Immer noch campieren Aktivisten auf dem Maidan in Kiew. Vor der Wahl sind viele von ihnen ernüchtert: Für das Präsidentenamt kandidieren mit Julia Timoschenko und dem Schokoladen-Oligarchen Petro Poroschenko zwei altbekannte Gesichter – revolutionäre Aufbruchsstimmung ist verflogen.
Es ist Mai, aber der grosse metallene Weihnachtsbaum mitten auf dem Maidan, dem Platz der Unabhängigkeit in Kiew, steht noch immer. Das Gerüst ist mit Plakaten übersät und so etwas wie das Schwarze Brett der Revolution. Im Winter hing hier ein Porträt von Julia Timoschenko, bis vor wenigen Wochen ein Konterfei des russischen Präsidenten Wladimir Putin – mit Hitlerbart.
Inzwischen sind die Bilder abgehängt. Über das Feindbild Wladimir Putin herrscht Einigkeit, doch es fehlt eine Ikone für den Präsidentschaftswahlkampf. Euphorie für einen Kandidaten sucht man hier vergebens. Überhaupt merkt man am Maidan wenig davon, dass am Sonntag in der Ukraine ein neuer ukrainischer Präsident gewählt werden soll.
Nach dem Umsturz hatte es durchaus Versuche gegeben, Maidan-Aktivisten in die Übergangsregierung zu holen. Drei erhielten ein Ministeramt. Doch das Misstrauen gegen die Regierung, die zum grossen Teil aus alten Gesichtern besteht, ist unter den Aktivisten trotzdem gross.
Dmytro Jarosch, der Chef des «Rechten Sektors», war ebenso für einige Posten im Gespräch. Dem radikalen «Rechten Sektor» wird grosse Bedeutung für den Umsturz im Februar beigemessen. Jarosch kandidiert nun ebenfalls für das Präsidentenamt, in Umfragen liegt er jedoch bei weniger als einem Prozent. Viele Ukrainer lehnen die Ansichten der rechtsextremen Gruppe ab.
So auch Ljubow. Sie ist Krankenschwester und hat mitgeholfen, ein Gebetszelt für alle Konfessionen am Maidan aufzubauen. Wenn sie wählen könnte – sie stammt aus der Region Winnyzja, hat aber einen russischen Pass und ist deswegen nicht wahlberechtigt – würde sie bei Oleh Ljaschko ihr Kreuz machen, einem Kompromisskandidaten zwischen der alten Elite und den extremen Positionen des «Rechten Sektors». «Er hat zumindest mit uns Molotow-Cocktails geworfen, während die anderen Politiker in der warmen Stube sassen», sagt sie. Ljaschko sass mehrere Jahre für die Timoschenko-Partei im Parlament, bevor er 2010 die «Radikale Partei» gründete und sich im Winter den Protesten am Maidan anschloss.

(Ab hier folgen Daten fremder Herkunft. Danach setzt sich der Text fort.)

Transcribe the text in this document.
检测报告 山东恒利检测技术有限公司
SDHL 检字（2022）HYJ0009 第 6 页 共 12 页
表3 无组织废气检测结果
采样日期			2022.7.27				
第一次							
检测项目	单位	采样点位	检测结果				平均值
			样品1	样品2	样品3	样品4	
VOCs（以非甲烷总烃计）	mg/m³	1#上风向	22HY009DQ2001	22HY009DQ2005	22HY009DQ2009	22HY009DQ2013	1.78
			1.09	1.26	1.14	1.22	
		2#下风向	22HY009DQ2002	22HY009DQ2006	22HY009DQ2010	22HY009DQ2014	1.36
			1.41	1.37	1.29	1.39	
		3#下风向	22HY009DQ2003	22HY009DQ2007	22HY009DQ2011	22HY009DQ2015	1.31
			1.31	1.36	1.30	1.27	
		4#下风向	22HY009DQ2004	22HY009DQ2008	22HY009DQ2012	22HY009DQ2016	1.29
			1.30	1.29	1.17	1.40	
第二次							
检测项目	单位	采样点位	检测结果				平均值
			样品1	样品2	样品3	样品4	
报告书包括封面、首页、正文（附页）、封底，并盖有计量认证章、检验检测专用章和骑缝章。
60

Taras, der ehemalige General aus Lemberg, fordert endlich eine starke Führung. (Bild: Simone Brunner)
Wenige Meter weiter blinzelt Taras, ein ehemaliger General aus Lemberg, in einem bunten Trachtenhemd und einem dicken Fellhut in die Mai-Sonne. Wenn die Rede auf die Politik kommt, ist das gütige Lächeln schnell verflogen. «Wir brauchen endlich eine starke Führung und neue Gesichter», sagt der Mann mit dem üppigen Schnauzbart.

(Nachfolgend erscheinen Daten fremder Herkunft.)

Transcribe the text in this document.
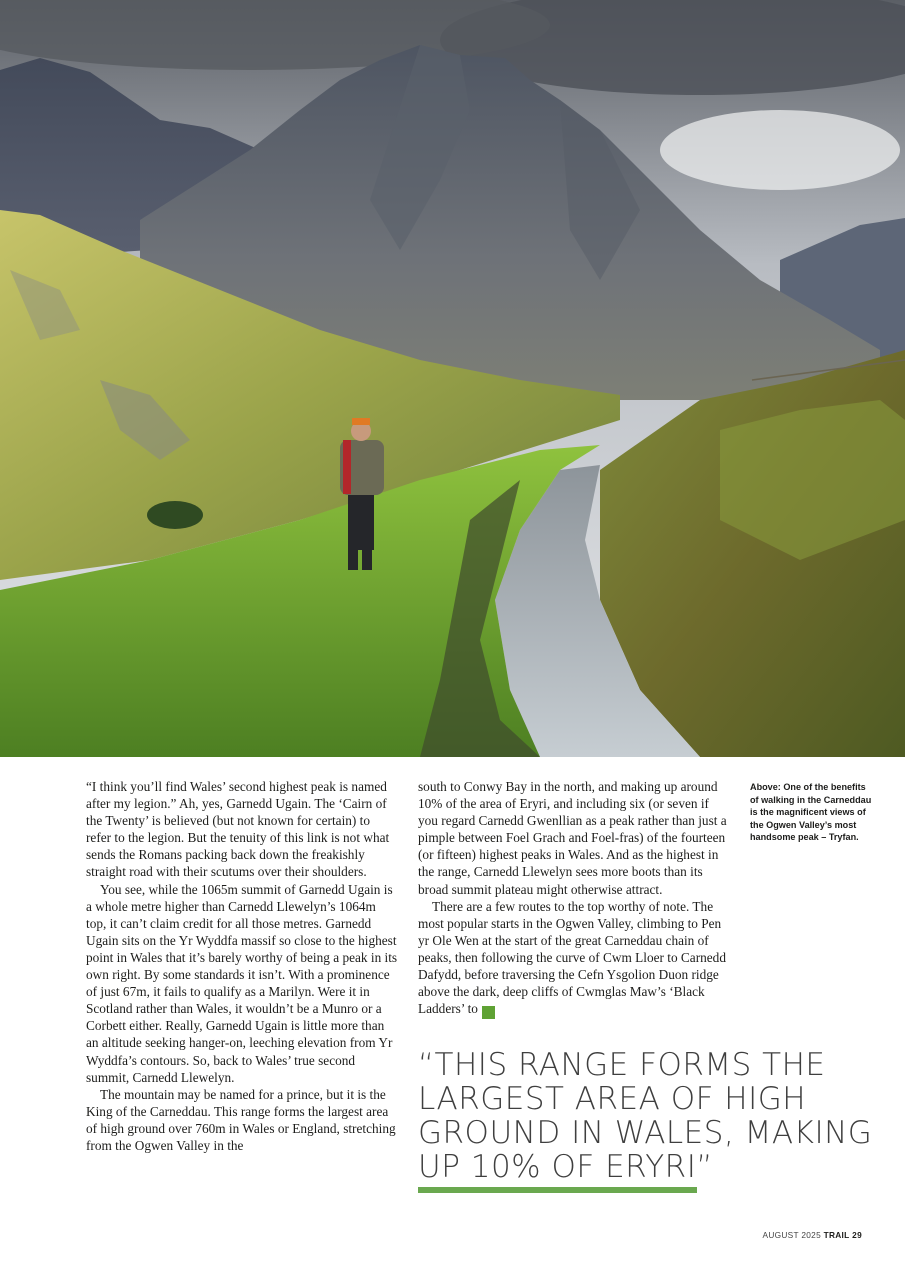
“I think you’ll find Wales’ second highest peak is named after my legion.” Ah, yes, Garnedd Ugain. The ‘Cairn of the Twenty’ is believed (but not known for certain) to refer to the legion. But the tenuity of this link is not what sends the Romans packing back down the freakishly straight road with their scutums over their shoulders.

You see, while the 1065m summit of Garnedd Ugain is a whole metre higher than Carnedd Llewelyn’s 1064m top, it can’t claim credit for all those metres. Garnedd Ugain sits on the Yr Wyddfa massif so close to the highest point in Wales that it’s barely worthy of being a peak in its own right. By some standards it isn’t. With a prominence of just 67m, it fails to qualify as a Marilyn. Were it in Scotland rather than Wales, it wouldn’t be a Munro or a Corbett either. Really, Garnedd Ugain is little more than an altitude seeking hanger-on, leeching elevation from Yr Wyddfa’s contours. So, back to Wales’ true second summit, Carnedd Llewelyn.

The mountain may be named for a prince, but it is the King of the Carneddau. This range forms the largest area of high ground over 760m in Wales or England, stretching from the Ogwen Valley in the

south to Conwy Bay in the north, and making up around 10% of the area of Eryri, and including six (or seven if you regard Carnedd Gwenllian as a peak rather than just a pimple between Foel Grach and Foel-fras) of the fourteen (or fifteen) highest peaks in Wales. And as the highest in the range, Carnedd Llewelyn sees more boots than its broad summit plateau might otherwise attract.

There are a few routes to the top worthy of note. The most popular starts in the Ogwen Valley, climbing to Pen yr Ole Wen at the start of the great Carneddau chain of peaks, then following the curve of Cwm Lloer to Carnedd Dafydd, before traversing the Cefn Ysgolion Duon ridge above the dark, deep cliffs of Cwmglas Maw’s ‘Black Ladders’ to ▸

Above: One of the benefits of walking in the Carneddau is the magnificent views of the Ogwen Valley’s most handsome peak – Tryfan.
“THIS RANGE FORMS THE LARGEST AREA OF HIGH GROUND IN WALES, MAKING UP 10% OF ERYRI”
AUGUST 2025 TRAIL 29
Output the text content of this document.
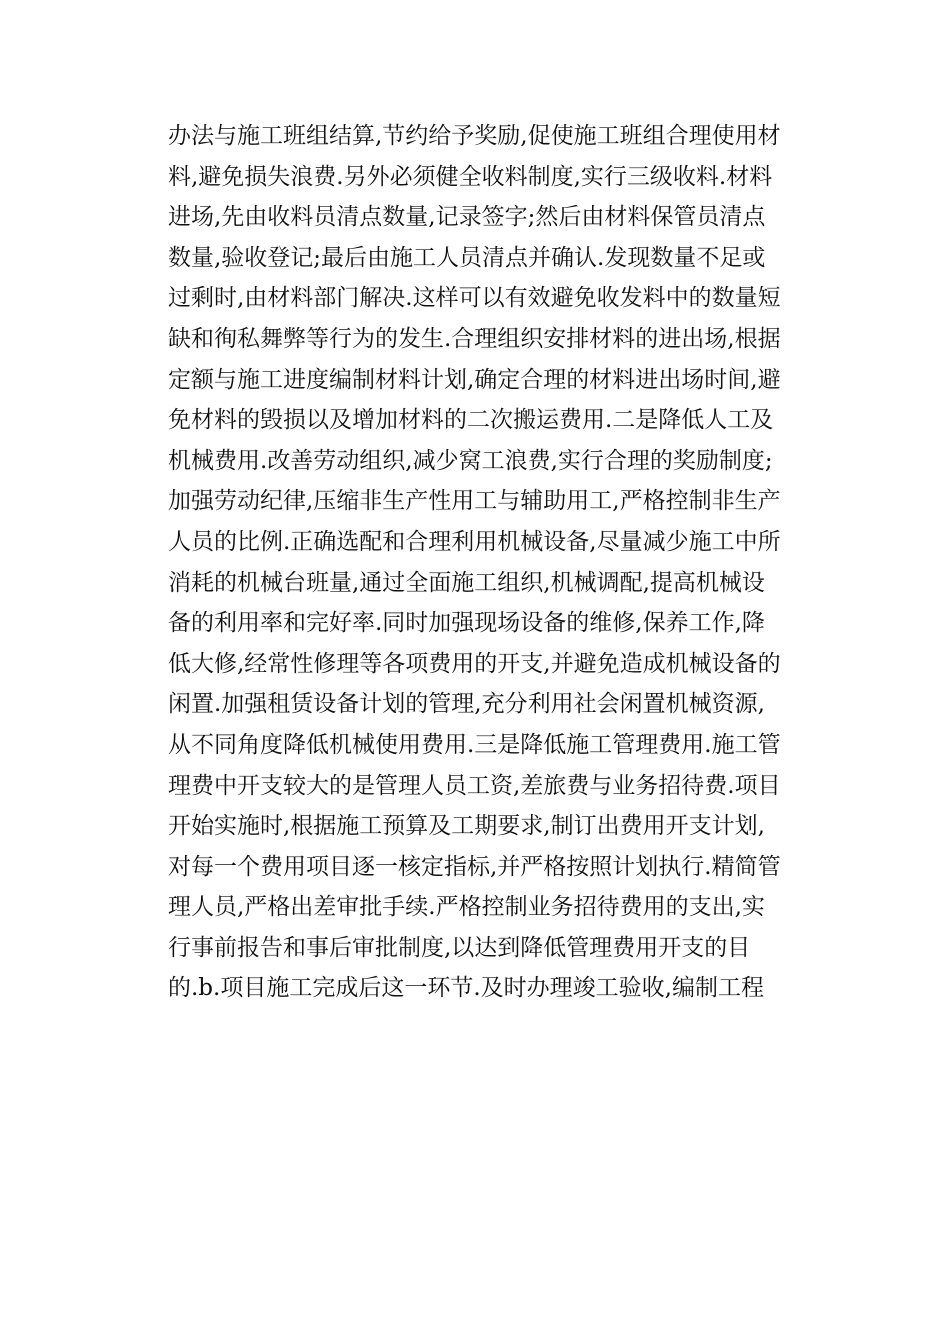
办法与施工班组结算,节约给予奖励,促使施工班组合理使用材
料,避免损失浪费.另外必须健全收料制度,实行三级收料.材料
进场,先由收料员清点数量,记录签字;然后由材料保管员清点
数量,验收登记;最后由施工人员清点并确认.发现数量不足或
过剩时,由材料部门解决.这样可以有效避免收发料中的数量短
缺和徇私舞弊等行为的发生.合理组织安排材料的进出场,根据
定额与施工进度编制材料计划,确定合理的材料进出场时间,避
免材料的毁损以及增加材料的二次搬运费用.二是降低人工及
机械费用.改善劳动组织,减少窝工浪费,实行合理的奖励制度;
加强劳动纪律,压缩非生产性用工与辅助用工,严格控制非生产
人员的比例.正确选配和合理利用机械设备,尽量减少施工中所
消耗的机械台班量,通过全面施工组织,机械调配,提高机械设
备的利用率和完好率.同时加强现场设备的维修,保养工作,降
低大修,经常性修理等各项费用的开支,并避免造成机械设备的
闲置.加强租赁设备计划的管理,充分利用社会闲置机械资源,
从不同角度降低机械使用费用.三是降低施工管理费用.施工管
理费中开支较大的是管理人员工资,差旅费与业务招待费.项目
开始实施时,根据施工预算及工期要求,制订出费用开支计划,
对每一个费用项目逐一核定指标,并严格按照计划执行.精简管
理人员,严格出差审批手续.严格控制业务招待费用的支出,实
行事前报告和事后审批制度,以达到降低管理费用开支的目
的.b.项目施工完成后这一环节.及时办理竣工验收,编制工程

Laut den Aktivisten sollte die Zeltstadt ursprünglich nach dem 25. Mai, dem Tag der Präsidentschaftswahl, abgebaut werden. Davon ist längst keine Rede mehr. Taras spricht aus, was dieser Tage viele am Maidan denken: «Wir bleiben, bis das Land ganz auf Reformen eingestellt ist. Wenn das nicht passiert, wird sich der Maidan eben noch einmal erheben. So lange und so oft, wie es nötig ist!»